Artistas visuales analizan las características y función del performance

31 de mayo 2015 (Maya Comunicación/Círculo Digital) “Entre lo que vemos y decimos, digamos y callemos, entre lo que se sueña o se olvida el performance es, sucede, es real y se disipa”, expuso el artista visual César Martínez al participar en la mesa redonda El performance hoy: Transgresión / activismo / espectáculo…realizada dentro del Encuentro Internacional Poética de la Acción. Performance, teatralidad, cuerpo y memoria, organizado por el Centro Nacional de Investigación, Documentación e Información Teatral Rodolfo Usigli (Citru) del INBA.

 

El creativo, quien estudió Artes Plásticas en la Escuela Nacional de Pintura, Escultura y Grabado La Esmeralda, participó junto con el investigador Antonio Prieto y los artistas Pilar Villeda y Víctor Martínez en la mesa redonda en la que se habló sobre las características del performance, y sus cambios con el paso del tiempo.

 

César Martínez comentó que el performance va y viene entre lo que es y no es. “Teje espejos y los despeja, siembra dudas en sus espectadores y por ello se cosechan frutos  en las miradas. El performance es situación desechable y por tanto sustentable”, aseguró.

 

El doctor en Arte e Investigación por la Universidad de Castilla La Mancha, en España, dijo que en el performance el cuerpo es el motor principal. “Son muchos los artistas que ante la presión y la injusticia para hacer sentir, pensar y despertar a una sociedad emplean la fragilidad del cuerpo como espacio y tiempo de creación, así como un modo de protesta recurrente, concebido como un pasaje que va del interior al exterior”.

 

También comentó que el performance introduce, incorpora, anima, propone, plantea, gesticula, crea afectos y plantea un porvenir, y que su indefinición de ser una práctica que no acepta límites a desbordado los campos: “Hoy todo es performance: un shampoo, una llanta, un rito étnico, un teatrero hace performance, sobre todo si prescinde de guión, de director o de un actor”.

 

Indicó que al performance se le recuerda en los años noventa como “conceptual” y que el actual ya no lo es tanto. “El performance hoy está lleno de disfraces, maquillaje, tremendismo ritualizado en personajes clichés que busca crear una imagen que se parece más a las fotos de moda, donde las modelos aparecen con los más estrambóticos vestuarios que provoquen nuestro extrañamiento”.

 

El egresado de La ENPEG La Esmeralda comentó que actualmente el arte ha pasado de ser vanguardia y resistencia; que quizá el performance aún reside en la posibilidad de reunir a la gente en torno al cuerpo, mismo que no se puede definir totalmente porque es una práctica que varía de persona a persona.

 

Al tomar la palabra, Pilar Villeda comentó que el performance es arte-acción, lo que incluye una serie de prácticas que aunque heterogénea se puede dividir en tipologías más o menos identificables con los que se podría ver qué tan espectacular, activista o transgresor puede ser.

 

Para la artista, “el performance es transgresor, espectacular y activista sólo en contextos y situaciones particulares.
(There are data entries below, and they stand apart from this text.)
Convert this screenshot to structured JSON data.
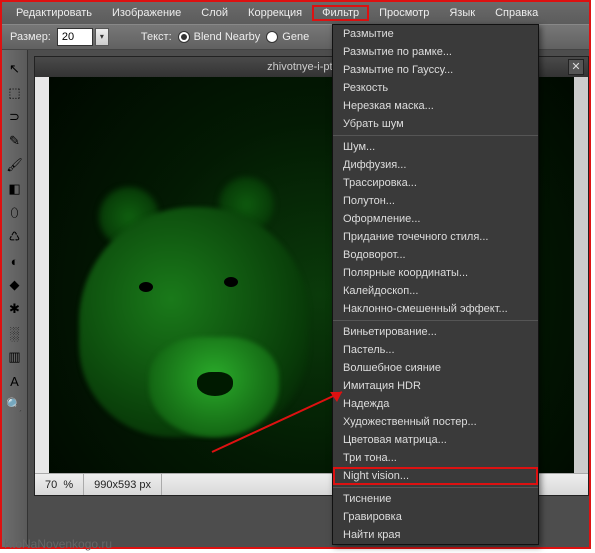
{
  "menubar": {
    "items": [
      {
        "label": "Редактировать"
      },
      {
        "label": "Изображение"
      },
      {
        "label": "Слой"
      },
      {
        "label": "Коррекция"
      },
      {
        "label": "Фильтр",
        "highlight": true
      },
      {
        "label": "Просмотр"
      },
      {
        "label": "Язык"
      },
      {
        "label": "Справка"
      }
    ]
  },
  "toolbar": {
    "size_label": "Размер:",
    "size_value": "20",
    "text_label": "Текст:",
    "radio1": "Blend Nearby",
    "radio2": "Gene"
  },
  "tools": [
    {
      "icon": "↖",
      "name": "move-tool"
    },
    {
      "icon": "⬚",
      "name": "marquee-tool"
    },
    {
      "icon": "⊃",
      "name": "lasso-tool"
    },
    {
      "icon": "✎",
      "name": "pencil-tool"
    },
    {
      "icon": "🖌",
      "name": "brush-tool"
    },
    {
      "icon": "◧",
      "name": "gradient-tool"
    },
    {
      "icon": "⬯",
      "name": "stamp-tool"
    },
    {
      "icon": "♺",
      "name": "clone-tool"
    },
    {
      "icon": "◐",
      "name": "dodge-tool"
    },
    {
      "icon": "◆",
      "name": "shape-tool"
    },
    {
      "icon": "✱",
      "name": "sparkle-tool"
    },
    {
      "icon": "░",
      "name": "pattern-tool"
    },
    {
      "icon": "▥",
      "name": "fill-tool"
    },
    {
      "icon": "A",
      "name": "text-tool"
    },
    {
      "icon": "🔍",
      "name": "zoom-tool"
    }
  ],
  "document": {
    "title": "zhivotnye-i-ptitcy-f"
  },
  "filter_menu": {
    "groups": [
      [
        "Размытие",
        "Размытие по рамке...",
        "Размытие по Гауссу...",
        "Резкость",
        "Нерезкая маска...",
        "Убрать шум"
      ],
      [
        "Шум...",
        "Диффузия...",
        "Трассировка...",
        "Полутон...",
        "Оформление...",
        "Придание точечного стиля...",
        "Водоворот...",
        "Полярные координаты...",
        "Калейдоскоп...",
        "Наклонно-смешенный эффект..."
      ],
      [
        "Виньетирование...",
        "Пастель...",
        "Волшебное сияние",
        "Имитация HDR",
        "Надежда",
        "Художественный постер...",
        "Цветовая матрица...",
        "Три тона...",
        "Night vision..."
      ],
      [
        "Тиснение",
        "Гравировка",
        "Найти края"
      ]
    ],
    "highlight_item": "Night vision..."
  },
  "statusbar": {
    "zoom": "70",
    "zoom_unit": "%",
    "dims": "990x593 px"
  },
  "watermark": "KtoNaNovenkogo.ru"
}
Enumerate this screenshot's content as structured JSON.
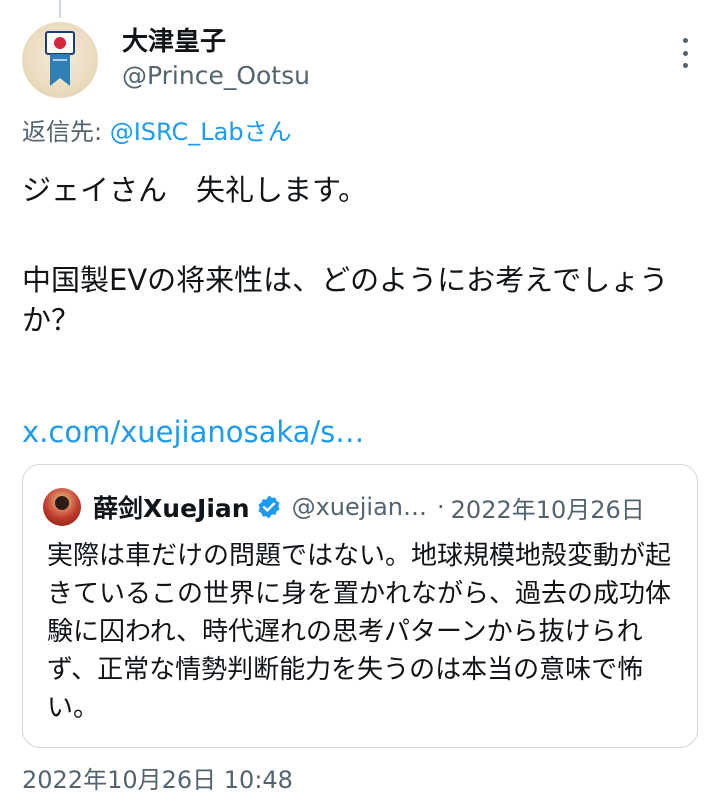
{
  "author": {
    "display_name": "大津皇子",
    "handle": "@Prince_Ootsu",
    "avatar_icon": "pin-badge-icon"
  },
  "reply_to": {
    "prefix": "返信先: ",
    "mention": "@ISRC_Labさん"
  },
  "tweet": {
    "line1": "ジェイさん　失礼します。",
    "line2": "中国製EVの将来性は、どのようにお考えでしょうか？",
    "link": "x.com/xuejianosaka/s…"
  },
  "quoted": {
    "display_name": "薛剑XueJian",
    "handle": "@xuejian…",
    "separator": "·",
    "date": "2022年10月26日",
    "text": "実際は車だけの問題ではない。地球規模地殻変動が起きているこの世界に身を置かれながら、過去の成功体験に囚われ、時代遅れの思考パターンから抜けられず、正常な情勢判断能力を失うのは本当の意味で怖い。"
  },
  "timestamp": "2022年10月26日 10:48",
  "colors": {
    "accent": "#1d9bf0",
    "secondary_text": "#536471",
    "border": "#cfd9de"
  }
}
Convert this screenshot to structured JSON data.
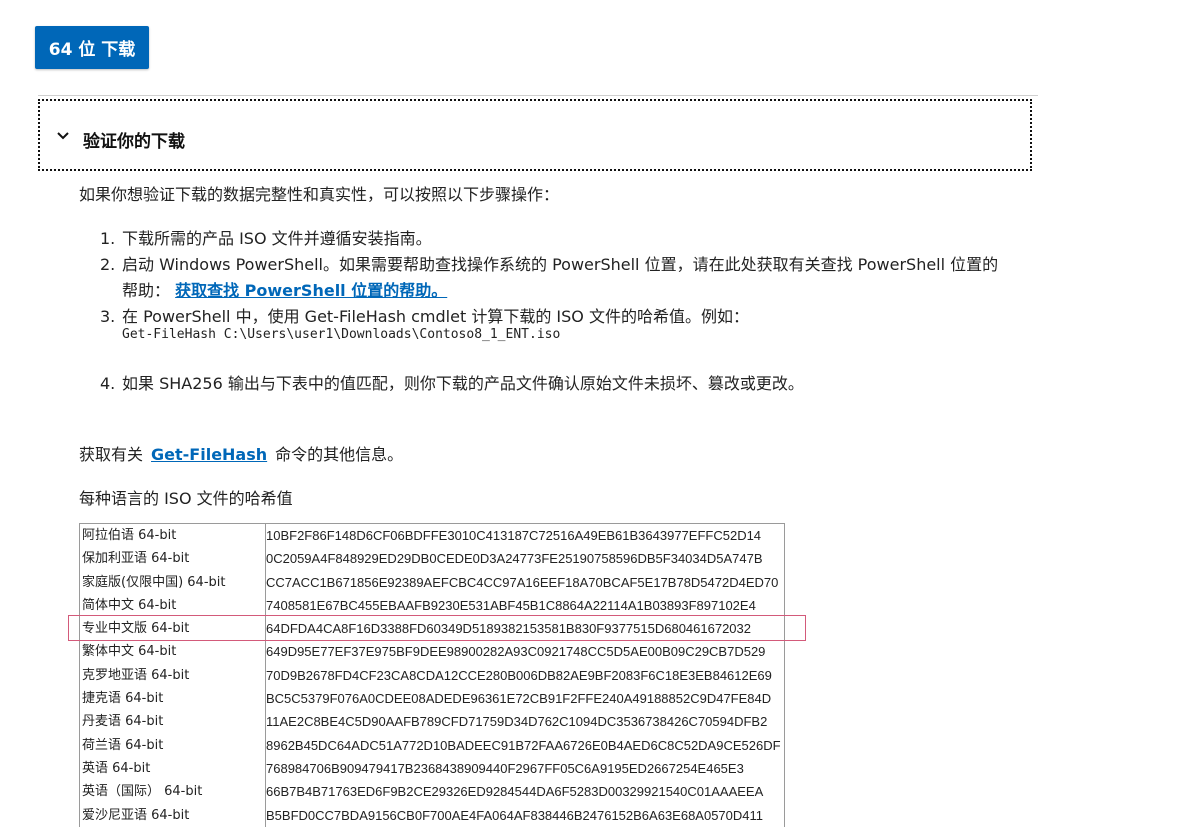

Algo que en un contexto es un mero espectáculo, en otro contexto se vuelve algo que puede generar una ruptura importante, incluso tener efectos políticos como el activismo”.

 

Pilar Villeda mencionó que el que aún se pregunte qué es el performance, es porque se tiene la necesidad de fijar subconvenciones a fin de determinar su especificidad y así garantizar espacios institucionales académicos.

 

El Encuentro Internacional Poética de la Acción. Performance, teatralidad, cuerpo y memoria, concluyó en el Centro Nacional de las Artes el viernes 29 de mayo con la realización de acciones de Rojo Córdova, Luis Orozco, Nadia Granados, Paola Paz Yee, Xandra Ibarra, Niña Yhared, Colectivo Hydra y Guillermo Gómez-Peña,  y un concierto de clausura a cargo de La Internacional Sonora Balkanera.